Ce portrait me donne encore plus envie de lire ton bouquin Béa ! Je passerai à la Fnac la semaine prochaine, là je n'ai pas le temps ;-)

Bon weeky-end et bises §
Bool

Commentaire n°1 posté par Bool le 27/01/2006 à 08h32
La seule chose que je lui reprocherais à ton trench de soie, c'est qu'en 2001, me semble-t-il, on parlait encore en francs...

( Sinon, désolée tout le monde pour la taille de l'image, loi des avatars oblige )
Commentaire n°2 posté par Anilori le 27/01/2006 à 09h11
Oui, tu as raison, je fais un mea culpa officiel. Tu es la première qui a repéré l'erreur!
Réponse de Patricia Parry le 27/01/2006 à 09h52
Mais qui connait vraiment Béatrice ? Peut-être les vendeurs de chez Prada :-))
Commentaire n°3 posté par Len Janak le 27/01/2006 à 18h24
Excellent!
Réponse de Patricia Parry le 27/01/2006 à 19h13
 Ce trench de soie rose existe t-il vraiment d'ailleurs ?
Commentaire n°4 posté par majoma le 27/01/2006 à 23h16
Non, je revendique un trench de coton rouge, et un trench de gabardine noir.
Réponse de Patricia Parry le 27/01/2006 à 23h22
Dommage....

Grrrrr ! 15 cm de neige !
Commentaire n°5 posté par majoma le 28/01/2006 à 14h57
oui, je crois que tu as été raisonnable!
Réponse de Patricia Parry le 28/01/2006 à 20h30
Ouinnnnn, il marche pas le lien...je peux pas voir les illuctrations!
Commentaire n°6 posté par mouarfff le 28/01/2006 à 21h28
Tu nous donnes envie d'en connaitre encore plus sur bea.(pour les intimes mdr )
Commentaire n°7 posté par salwa le 29/01/2006 à 12h46
Rien à redire ! Bon, il ne me reste plus qu'à commander par correspondance ;)
Commentaire n°8 posté par Roanne le 01/02/2006 à 00h01
Ah, là là!

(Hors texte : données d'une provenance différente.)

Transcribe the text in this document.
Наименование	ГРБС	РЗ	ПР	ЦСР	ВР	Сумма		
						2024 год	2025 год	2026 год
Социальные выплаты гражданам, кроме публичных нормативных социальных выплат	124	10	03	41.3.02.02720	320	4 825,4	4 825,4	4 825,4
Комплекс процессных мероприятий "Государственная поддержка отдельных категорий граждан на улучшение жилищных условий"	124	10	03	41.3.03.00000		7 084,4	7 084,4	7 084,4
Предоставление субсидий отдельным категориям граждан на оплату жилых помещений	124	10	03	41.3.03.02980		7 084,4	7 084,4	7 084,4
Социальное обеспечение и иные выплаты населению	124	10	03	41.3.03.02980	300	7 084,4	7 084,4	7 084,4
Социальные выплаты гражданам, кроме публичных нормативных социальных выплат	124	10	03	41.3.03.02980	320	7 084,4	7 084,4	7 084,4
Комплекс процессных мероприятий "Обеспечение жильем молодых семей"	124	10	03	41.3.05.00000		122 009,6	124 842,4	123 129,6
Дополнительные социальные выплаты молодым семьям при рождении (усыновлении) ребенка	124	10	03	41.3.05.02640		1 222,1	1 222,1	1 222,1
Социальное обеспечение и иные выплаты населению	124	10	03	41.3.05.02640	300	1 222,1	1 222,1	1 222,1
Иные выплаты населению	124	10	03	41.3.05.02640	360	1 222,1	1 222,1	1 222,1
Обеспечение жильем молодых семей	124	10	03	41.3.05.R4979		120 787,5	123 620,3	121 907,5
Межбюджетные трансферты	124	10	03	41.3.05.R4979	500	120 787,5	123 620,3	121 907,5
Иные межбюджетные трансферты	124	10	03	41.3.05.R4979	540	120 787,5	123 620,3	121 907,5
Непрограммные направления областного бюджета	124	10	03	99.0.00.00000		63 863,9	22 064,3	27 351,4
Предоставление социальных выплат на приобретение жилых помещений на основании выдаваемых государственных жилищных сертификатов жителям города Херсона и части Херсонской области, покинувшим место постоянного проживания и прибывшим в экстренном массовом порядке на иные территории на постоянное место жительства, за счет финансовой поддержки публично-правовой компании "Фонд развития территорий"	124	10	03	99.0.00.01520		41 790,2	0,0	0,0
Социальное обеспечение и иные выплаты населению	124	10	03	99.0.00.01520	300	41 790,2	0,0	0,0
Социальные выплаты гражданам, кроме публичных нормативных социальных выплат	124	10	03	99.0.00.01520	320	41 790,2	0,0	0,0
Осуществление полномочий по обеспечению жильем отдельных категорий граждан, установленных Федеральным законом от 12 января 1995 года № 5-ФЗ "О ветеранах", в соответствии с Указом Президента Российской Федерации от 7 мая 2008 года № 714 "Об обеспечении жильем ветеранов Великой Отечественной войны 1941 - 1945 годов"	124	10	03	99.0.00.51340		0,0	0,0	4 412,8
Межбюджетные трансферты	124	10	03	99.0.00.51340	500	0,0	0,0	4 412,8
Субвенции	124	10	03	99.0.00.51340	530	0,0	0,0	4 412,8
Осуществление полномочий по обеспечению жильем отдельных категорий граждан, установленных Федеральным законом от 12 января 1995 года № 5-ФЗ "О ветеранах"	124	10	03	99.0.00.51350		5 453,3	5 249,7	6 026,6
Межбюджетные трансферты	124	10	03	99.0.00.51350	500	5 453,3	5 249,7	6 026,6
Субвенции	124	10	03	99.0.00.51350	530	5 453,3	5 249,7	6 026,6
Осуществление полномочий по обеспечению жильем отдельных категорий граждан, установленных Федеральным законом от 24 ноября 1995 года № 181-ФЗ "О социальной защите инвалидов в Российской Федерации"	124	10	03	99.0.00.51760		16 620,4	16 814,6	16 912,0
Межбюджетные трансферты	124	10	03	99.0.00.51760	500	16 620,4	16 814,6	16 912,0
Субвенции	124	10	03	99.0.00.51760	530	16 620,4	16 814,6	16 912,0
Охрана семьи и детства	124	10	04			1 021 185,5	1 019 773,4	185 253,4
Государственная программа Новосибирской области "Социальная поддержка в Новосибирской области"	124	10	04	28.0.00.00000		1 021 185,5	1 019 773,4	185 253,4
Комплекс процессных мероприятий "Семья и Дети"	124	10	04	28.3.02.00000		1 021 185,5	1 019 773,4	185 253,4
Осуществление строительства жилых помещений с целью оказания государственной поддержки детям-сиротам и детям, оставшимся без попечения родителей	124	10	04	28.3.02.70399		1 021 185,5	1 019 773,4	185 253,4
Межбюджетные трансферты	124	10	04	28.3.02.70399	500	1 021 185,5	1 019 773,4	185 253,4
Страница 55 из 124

Mais que font-ils à Poitiers!!! lol
Réponse de Patricia Parry le 01/02/2006 à 07h40
bonsoir o beatrice

je parie que tu écris des livres


trêve de plaisanteries je reviendrai  promis
Commentaire n°9 posté par chriscraft_ le 08/02/2006 à 22h12

J'adore cette Beatrice, le caractere que tu lui a collé , la maniere  dont tu la fait parler...Avec le peu que j'ai encore lu , je suis deja charmée de un par le personnage de beatrice et de deux par ta maniere d'écrire , tres important pour moi car il me faut cette etincelle au debut pour poursuivre ma lecture avec plaisir , et là Patricia ,l'etincelle a bel et bien peté. Un truc aussi important il ya des romans qu'on peut lire , et aucune image ne suit dans l'imagination ..je lis l'ombre de montfort et phrase apres phrase des images se creent dans mon esprit, meme l'hopirtal je le vois il est là,  je ne sais pas si tu comprend ce que je veux dire...si tu ne comprend pas ,retiens donc seulement mon :" Mes respect mdam , bravo"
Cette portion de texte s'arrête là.